When discussing “EC,” we must consider the post-ovulatory effects, and especially, the post-fertilization effects. In a normal early pregnancy, the follicle containing the egg or oocyte forms the corpus luteum, which influences and joins in the manufacture of the hormones that support the life and implantation of the new embryo. The good news up to this time has been that the doses of hormones in the Yuzpe method and Plan B/Plan B One were small compared to the hormones produced by the corpus luteum.

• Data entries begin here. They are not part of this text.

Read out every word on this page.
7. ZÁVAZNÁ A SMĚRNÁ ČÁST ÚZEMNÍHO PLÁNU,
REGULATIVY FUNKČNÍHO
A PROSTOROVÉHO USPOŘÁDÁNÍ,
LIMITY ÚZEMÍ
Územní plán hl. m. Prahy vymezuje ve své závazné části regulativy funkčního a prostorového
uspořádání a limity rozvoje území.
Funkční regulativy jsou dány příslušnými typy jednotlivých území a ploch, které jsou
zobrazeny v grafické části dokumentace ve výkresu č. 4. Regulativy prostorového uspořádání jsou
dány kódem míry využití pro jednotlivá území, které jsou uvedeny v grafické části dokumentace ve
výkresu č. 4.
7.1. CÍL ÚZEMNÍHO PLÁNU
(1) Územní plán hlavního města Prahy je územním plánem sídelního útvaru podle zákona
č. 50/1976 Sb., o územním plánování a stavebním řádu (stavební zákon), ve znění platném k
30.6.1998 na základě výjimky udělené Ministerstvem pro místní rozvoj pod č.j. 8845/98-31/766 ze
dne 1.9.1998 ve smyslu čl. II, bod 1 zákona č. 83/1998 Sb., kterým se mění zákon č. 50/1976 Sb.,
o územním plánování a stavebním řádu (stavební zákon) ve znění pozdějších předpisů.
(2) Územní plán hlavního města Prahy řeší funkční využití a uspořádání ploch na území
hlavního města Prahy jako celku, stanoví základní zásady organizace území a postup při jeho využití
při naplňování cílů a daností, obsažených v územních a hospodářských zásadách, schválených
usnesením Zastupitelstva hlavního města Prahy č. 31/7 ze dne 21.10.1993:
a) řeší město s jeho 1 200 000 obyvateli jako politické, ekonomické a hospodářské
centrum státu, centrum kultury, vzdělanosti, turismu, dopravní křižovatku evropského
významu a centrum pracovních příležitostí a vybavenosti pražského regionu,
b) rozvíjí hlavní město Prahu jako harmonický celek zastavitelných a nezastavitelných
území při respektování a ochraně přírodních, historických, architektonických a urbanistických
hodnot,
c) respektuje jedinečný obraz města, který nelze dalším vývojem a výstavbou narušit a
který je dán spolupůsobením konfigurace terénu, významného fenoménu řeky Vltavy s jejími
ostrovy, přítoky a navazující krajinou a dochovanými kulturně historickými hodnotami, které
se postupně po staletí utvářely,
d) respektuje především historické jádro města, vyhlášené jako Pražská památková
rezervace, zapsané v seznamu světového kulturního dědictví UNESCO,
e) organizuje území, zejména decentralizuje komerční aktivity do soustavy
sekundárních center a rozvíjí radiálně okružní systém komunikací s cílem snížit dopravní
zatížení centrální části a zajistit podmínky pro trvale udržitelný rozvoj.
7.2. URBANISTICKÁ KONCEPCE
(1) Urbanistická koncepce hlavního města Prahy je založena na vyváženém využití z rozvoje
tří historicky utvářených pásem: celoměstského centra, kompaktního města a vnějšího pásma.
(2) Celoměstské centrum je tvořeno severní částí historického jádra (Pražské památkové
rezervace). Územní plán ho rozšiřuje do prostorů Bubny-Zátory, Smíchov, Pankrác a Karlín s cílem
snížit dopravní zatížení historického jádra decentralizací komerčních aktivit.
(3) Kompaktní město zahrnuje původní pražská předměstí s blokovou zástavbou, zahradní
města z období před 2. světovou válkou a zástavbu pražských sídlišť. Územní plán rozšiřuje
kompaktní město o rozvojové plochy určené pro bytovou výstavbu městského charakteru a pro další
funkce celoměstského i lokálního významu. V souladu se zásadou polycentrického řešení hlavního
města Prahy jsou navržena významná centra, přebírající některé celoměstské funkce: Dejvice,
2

EllaOne, ulipristal acetate, which is proven to delay ovulation up to 5 days, is also very likely to be abortifacient, since it is a progesterone receptor modulator. Progesterone – like that used in Plan B and the newer form, PlanBOne, supports the implantation of a new embyro, and there is more evidence that this sort of “EC” does not prevent implantation than there is that it does cause loss of very early human lives.
However, the research simply has not been done – or at least not published – that proves one way or the other whether or not the low dose PRM, ulipristal acetate, will cause loss of life. A study published in September’s Human Reproduction, Vol.25, No.9 pp. 2256–2263, 2010, may indicate that there will be new evidence one way or the other in the future.
In their usual meticulous manner, the data (“Immediate pre-ovulatory administration of 30 mg ulipristal acetate significantly delays follicular rupture.” Brache V, Cochon L, Jesam C, Maldonado R, Salvatierra AM, Levy DP, Gainer E, Croxatto HB. Hum Reprod. 2010 Sep;25(9):2256-63. Epub 2010 Jul 15.PMID: 20634186 [PubMed – in process]) from the Brazilian group indicates that Ella does, indeed, effectively delay ovulation in women. (This is the same group that published several excellent double-blinded randomized reports on Plan B-type EC, Levonorgestrel, in ovulating women who had previous tubal ligations.) There is no report yet about animal experiments (human experimentation would not be ethical and would be illegal in Brazil) on the effects after ovulation and fertilization, on the wall of the uterus and the potential for blocking the metabolism of the young embryo at and soon after implantation.